# What is your Villager wearing?



## Greninja (Jan 31, 2019)

I didn't see any thread like this on the first page so I wanted to make one where you can show off what your villager or animal villagers are wearing!



I loved the new hat from the white rose cookie but had no idea what to do with it until I remembered I had the grape shirt from one of the gardening events and the witch shoes and they all went together very well!

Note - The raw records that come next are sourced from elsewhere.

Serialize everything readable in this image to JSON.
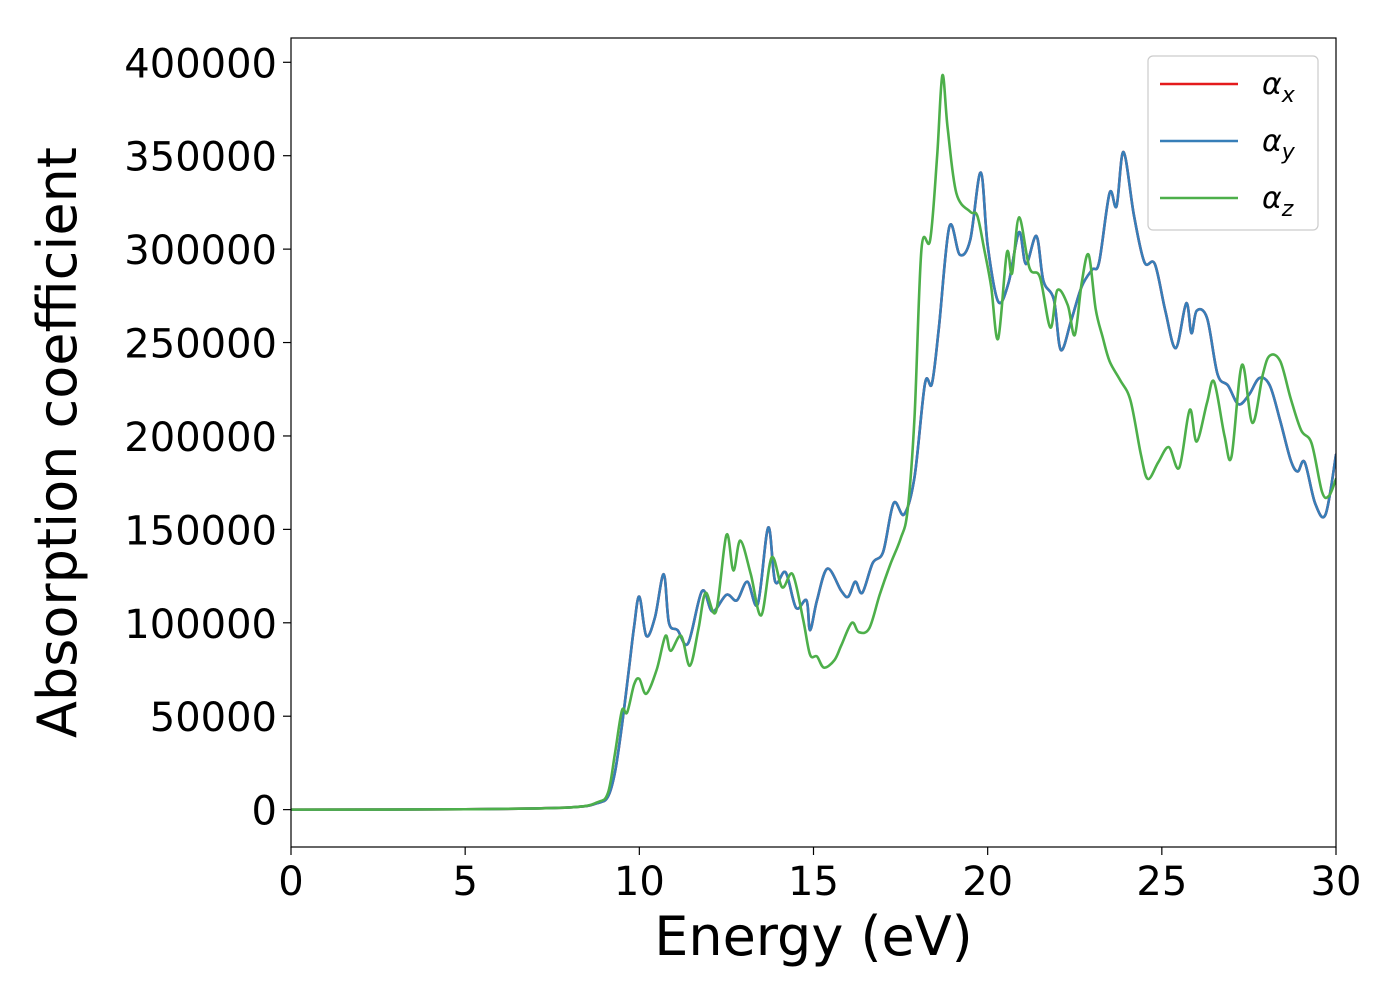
{
  "chart_data": {
    "type": "line",
    "xlabel": "Energy (eV)",
    "ylabel": "Absorption coefficient",
    "xlim": [
      0,
      30
    ],
    "ylim": [
      -20000,
      413000
    ],
    "xticks": [
      0,
      5,
      10,
      15,
      20,
      25,
      30
    ],
    "xtick_labels": [
      "0",
      "5",
      "10",
      "15",
      "20",
      "25",
      "30"
    ],
    "yticks": [
      0,
      50000,
      100000,
      150000,
      200000,
      250000,
      300000,
      350000,
      400000
    ],
    "ytick_labels": [
      "0",
      "50000",
      "100000",
      "150000",
      "200000",
      "250000",
      "300000",
      "350000",
      "400000"
    ],
    "grid": false,
    "legend_position": "top-right",
    "series": [
      {
        "name": "α_x",
        "legend_main": "α",
        "legend_sub": "x",
        "color": "#e41a1c",
        "points": [
          [
            0,
            0
          ],
          [
            5,
            200
          ],
          [
            8,
            1200
          ],
          [
            8.8,
            3500
          ],
          [
            9.1,
            7000
          ],
          [
            9.3,
            20000
          ],
          [
            9.5,
            45000
          ],
          [
            9.7,
            75000
          ],
          [
            9.85,
            98000
          ],
          [
            10.0,
            114000
          ],
          [
            10.2,
            93000
          ],
          [
            10.45,
            103000
          ],
          [
            10.7,
            126000
          ],
          [
            10.85,
            100000
          ],
          [
            11.1,
            96000
          ],
          [
            11.4,
            89000
          ],
          [
            11.8,
            117000
          ],
          [
            12.1,
            106000
          ],
          [
            12.5,
            115000
          ],
          [
            12.8,
            112000
          ],
          [
            13.1,
            122000
          ],
          [
            13.4,
            110000
          ],
          [
            13.7,
            151000
          ],
          [
            13.9,
            122000
          ],
          [
            14.2,
            127000
          ],
          [
            14.5,
            108000
          ],
          [
            14.8,
            112000
          ],
          [
            14.9,
            96000
          ],
          [
            15.1,
            112000
          ],
          [
            15.4,
            129000
          ],
          [
            15.8,
            117000
          ],
          [
            16.0,
            114000
          ],
          [
            16.2,
            122000
          ],
          [
            16.4,
            116000
          ],
          [
            16.7,
            132000
          ],
          [
            17.0,
            138000
          ],
          [
            17.3,
            164000
          ],
          [
            17.6,
            158000
          ],
          [
            17.9,
            178000
          ],
          [
            18.2,
            228000
          ],
          [
            18.4,
            228000
          ],
          [
            18.6,
            258000
          ],
          [
            18.9,
            312000
          ],
          [
            19.2,
            297000
          ],
          [
            19.5,
            305000
          ],
          [
            19.8,
            341000
          ],
          [
            20.0,
            302000
          ],
          [
            20.3,
            272000
          ],
          [
            20.6,
            282000
          ],
          [
            20.9,
            309000
          ],
          [
            21.1,
            292000
          ],
          [
            21.4,
            307000
          ],
          [
            21.6,
            283000
          ],
          [
            21.9,
            273000
          ],
          [
            22.1,
            246000
          ],
          [
            22.4,
            262000
          ],
          [
            22.7,
            280000
          ],
          [
            23.0,
            289000
          ],
          [
            23.2,
            293000
          ],
          [
            23.5,
            330000
          ],
          [
            23.7,
            323000
          ],
          [
            23.9,
            352000
          ],
          [
            24.2,
            318000
          ],
          [
            24.5,
            293000
          ],
          [
            24.8,
            292000
          ],
          [
            25.1,
            267000
          ],
          [
            25.4,
            247000
          ],
          [
            25.7,
            271000
          ],
          [
            25.85,
            255000
          ],
          [
            26.0,
            267000
          ],
          [
            26.3,
            263000
          ],
          [
            26.6,
            233000
          ],
          [
            26.9,
            227000
          ],
          [
            27.2,
            217000
          ],
          [
            27.5,
            222000
          ],
          [
            27.8,
            231000
          ],
          [
            28.1,
            227000
          ],
          [
            28.4,
            208000
          ],
          [
            28.7,
            187000
          ],
          [
            28.9,
            181000
          ],
          [
            29.1,
            186000
          ],
          [
            29.4,
            164000
          ],
          [
            29.7,
            158000
          ],
          [
            30.0,
            190000
          ]
        ]
      },
      {
        "name": "α_y",
        "legend_main": "α",
        "legend_sub": "y",
        "color": "#377eb8",
        "points": [
          [
            0,
            0
          ],
          [
            5,
            200
          ],
          [
            8,
            1200
          ],
          [
            8.8,
            3500
          ],
          [
            9.1,
            7000
          ],
          [
            9.3,
            20000
          ],
          [
            9.5,
            45000
          ],
          [
            9.7,
            75000
          ],
          [
            9.85,
            98000
          ],
          [
            10.0,
            114000
          ],
          [
            10.2,
            93000
          ],
          [
            10.45,
            103000
          ],
          [
            10.7,
            126000
          ],
          [
            10.85,
            100000
          ],
          [
            11.1,
            96000
          ],
          [
            11.4,
            89000
          ],
          [
            11.8,
            117000
          ],
          [
            12.1,
            106000
          ],
          [
            12.5,
            115000
          ],
          [
            12.8,
            112000
          ],
          [
            13.1,
            122000
          ],
          [
            13.4,
            110000
          ],
          [
            13.7,
            151000
          ],
          [
            13.9,
            122000
          ],
          [
            14.2,
            127000
          ],
          [
            14.5,
            108000
          ],
          [
            14.8,
            112000
          ],
          [
            14.9,
            96000
          ],
          [
            15.1,
            112000
          ],
          [
            15.4,
            129000
          ],
          [
            15.8,
            117000
          ],
          [
            16.0,
            114000
          ],
          [
            16.2,
            122000
          ],
          [
            16.4,
            116000
          ],
          [
            16.7,
            132000
          ],
          [
            17.0,
            138000
          ],
          [
            17.3,
            164000
          ],
          [
            17.6,
            158000
          ],
          [
            17.9,
            178000
          ],
          [
            18.2,
            228000
          ],
          [
            18.4,
            228000
          ],
          [
            18.6,
            258000
          ],
          [
            18.9,
            312000
          ],
          [
            19.2,
            297000
          ],
          [
            19.5,
            305000
          ],
          [
            19.8,
            341000
          ],
          [
            20.0,
            302000
          ],
          [
            20.3,
            272000
          ],
          [
            20.6,
            282000
          ],
          [
            20.9,
            309000
          ],
          [
            21.1,
            292000
          ],
          [
            21.4,
            307000
          ],
          [
            21.6,
            283000
          ],
          [
            21.9,
            273000
          ],
          [
            22.1,
            246000
          ],
          [
            22.4,
            262000
          ],
          [
            22.7,
            280000
          ],
          [
            23.0,
            289000
          ],
          [
            23.2,
            293000
          ],
          [
            23.5,
            330000
          ],
          [
            23.7,
            323000
          ],
          [
            23.9,
            352000
          ],
          [
            24.2,
            318000
          ],
          [
            24.5,
            293000
          ],
          [
            24.8,
            292000
          ],
          [
            25.1,
            267000
          ],
          [
            25.4,
            247000
          ],
          [
            25.7,
            271000
          ],
          [
            25.85,
            255000
          ],
          [
            26.0,
            267000
          ],
          [
            26.3,
            263000
          ],
          [
            26.6,
            233000
          ],
          [
            26.9,
            227000
          ],
          [
            27.2,
            217000
          ],
          [
            27.5,
            222000
          ],
          [
            27.8,
            231000
          ],
          [
            28.1,
            227000
          ],
          [
            28.4,
            208000
          ],
          [
            28.7,
            187000
          ],
          [
            28.9,
            181000
          ],
          [
            29.1,
            186000
          ],
          [
            29.4,
            164000
          ],
          [
            29.7,
            158000
          ],
          [
            30.0,
            190000
          ]
        ]
      },
      {
        "name": "α_z",
        "legend_main": "α",
        "legend_sub": "z",
        "color": "#4daf4a",
        "points": [
          [
            0,
            0
          ],
          [
            5,
            200
          ],
          [
            8,
            1200
          ],
          [
            8.8,
            4000
          ],
          [
            9.1,
            9000
          ],
          [
            9.3,
            30000
          ],
          [
            9.5,
            53000
          ],
          [
            9.65,
            52000
          ],
          [
            9.85,
            67000
          ],
          [
            10.0,
            70000
          ],
          [
            10.2,
            62000
          ],
          [
            10.5,
            75000
          ],
          [
            10.75,
            93000
          ],
          [
            10.9,
            85000
          ],
          [
            11.2,
            93000
          ],
          [
            11.45,
            77000
          ],
          [
            11.7,
            97000
          ],
          [
            11.9,
            116000
          ],
          [
            12.2,
            106000
          ],
          [
            12.5,
            147000
          ],
          [
            12.7,
            128000
          ],
          [
            12.9,
            144000
          ],
          [
            13.2,
            126000
          ],
          [
            13.5,
            104000
          ],
          [
            13.8,
            135000
          ],
          [
            14.1,
            119000
          ],
          [
            14.4,
            126000
          ],
          [
            14.7,
            102000
          ],
          [
            14.9,
            83000
          ],
          [
            15.1,
            82000
          ],
          [
            15.3,
            76000
          ],
          [
            15.6,
            80000
          ],
          [
            15.8,
            88000
          ],
          [
            16.1,
            100000
          ],
          [
            16.3,
            95000
          ],
          [
            16.6,
            97000
          ],
          [
            16.9,
            115000
          ],
          [
            17.2,
            131000
          ],
          [
            17.5,
            145000
          ],
          [
            17.7,
            160000
          ],
          [
            17.9,
            210000
          ],
          [
            18.1,
            300000
          ],
          [
            18.35,
            305000
          ],
          [
            18.55,
            350000
          ],
          [
            18.7,
            393000
          ],
          [
            18.85,
            365000
          ],
          [
            19.1,
            330000
          ],
          [
            19.5,
            320000
          ],
          [
            19.7,
            318000
          ],
          [
            19.9,
            300000
          ],
          [
            20.1,
            280000
          ],
          [
            20.3,
            252000
          ],
          [
            20.55,
            298000
          ],
          [
            20.7,
            287000
          ],
          [
            20.9,
            317000
          ],
          [
            21.2,
            290000
          ],
          [
            21.5,
            285000
          ],
          [
            21.8,
            258000
          ],
          [
            22.0,
            278000
          ],
          [
            22.3,
            270000
          ],
          [
            22.5,
            254000
          ],
          [
            22.7,
            282000
          ],
          [
            22.9,
            297000
          ],
          [
            23.1,
            268000
          ],
          [
            23.3,
            253000
          ],
          [
            23.5,
            240000
          ],
          [
            23.8,
            230000
          ],
          [
            24.1,
            219000
          ],
          [
            24.4,
            190000
          ],
          [
            24.6,
            177000
          ],
          [
            24.9,
            186000
          ],
          [
            25.2,
            194000
          ],
          [
            25.5,
            183000
          ],
          [
            25.8,
            214000
          ],
          [
            26.0,
            197000
          ],
          [
            26.3,
            218000
          ],
          [
            26.5,
            229000
          ],
          [
            26.8,
            200000
          ],
          [
            27.0,
            189000
          ],
          [
            27.3,
            238000
          ],
          [
            27.6,
            207000
          ],
          [
            27.9,
            233000
          ],
          [
            28.1,
            243000
          ],
          [
            28.4,
            240000
          ],
          [
            28.7,
            220000
          ],
          [
            29.0,
            203000
          ],
          [
            29.3,
            196000
          ],
          [
            29.6,
            170000
          ],
          [
            29.8,
            168000
          ],
          [
            30.0,
            177000
          ]
        ]
      }
    ]
  }
}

I decided today I wanted to change my villagers look and used the other grape shirt to match with the confectioner cap!


----------



## The Pennifer (Feb 6, 2019)

I have mine all dressed in Chocolatier  ... lol ... I love this series!
The look on Marshal’s face is priceless and the oven interaction with Bianca is adorable! This game totally amuses me


----------



## lunaboog (Feb 6, 2019)

The clothes I'm wearing are made by *Someone* from *Anytown!* This particular design is called *duck shirt.*


----------



## That Marshal Fangirl (Feb 6, 2019)

PIETR0 said:


> The clothes I'm wearing are made by *Someone* from *Anytown!* This particular design is called *duck shirt.*



This thread is for Pocket Camp, not New Leaf.


----------



## LaBlue0314 (Feb 8, 2019)

At the moment I'm wearing is a red and white dress with white shoes.  She's a little bit hidden behind a gift she got from Bianca.


----------